Kind and generous, not just in a material way, but in circumstances where words were welcome. We all benefited from this.
To Rose and Conchúr, to our family, my mother and father, he shared family occasions and us with him and his family.
Whenever he was with my father, the gentle tease of: “Here’s the man who turned my life upside down.” My father was his first election agent in the Assembly election in 1982.
Poignantly, my brother Noel was to be his last.
The last time for many that Martin was with us was at the Selection Convention for Elisha and I, just days after he called time on the Assembly.
None of us will forget when he told us that his heart was breaking.

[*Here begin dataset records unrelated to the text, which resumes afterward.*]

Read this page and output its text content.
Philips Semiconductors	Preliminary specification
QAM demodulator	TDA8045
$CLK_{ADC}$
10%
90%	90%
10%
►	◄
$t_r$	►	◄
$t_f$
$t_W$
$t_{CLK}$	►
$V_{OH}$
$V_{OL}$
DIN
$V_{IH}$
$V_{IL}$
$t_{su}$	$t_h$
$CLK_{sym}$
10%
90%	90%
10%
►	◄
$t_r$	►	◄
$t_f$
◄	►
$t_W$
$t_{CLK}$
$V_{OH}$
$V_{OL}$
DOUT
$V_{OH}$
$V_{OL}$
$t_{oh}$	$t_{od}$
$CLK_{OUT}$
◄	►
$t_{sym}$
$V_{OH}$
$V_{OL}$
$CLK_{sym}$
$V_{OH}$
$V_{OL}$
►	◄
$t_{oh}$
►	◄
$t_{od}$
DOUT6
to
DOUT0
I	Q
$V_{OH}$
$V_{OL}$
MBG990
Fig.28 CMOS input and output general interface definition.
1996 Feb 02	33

We pledged that night that we would lift his heart. We did. We will treasure the big thumbs up from him the day of the count. Forever. But now our hearts are sore.
Whatever the pain we may feel, it must be carried forward and remain our source of inspiration.
Martin has left to us all his memory, the legacy of his activism in our quest for a new Ireland.
This mighty oak has not fallen, it has only shed its leaves, this time in Spring, but the dearcain beag have been cast gently in the wind. They will fall to the soil and many more oaks will grow and his life’s work will be done.
Be certain of that, Martin.
Slán abhaile. Tight lines. We miss you, go deo.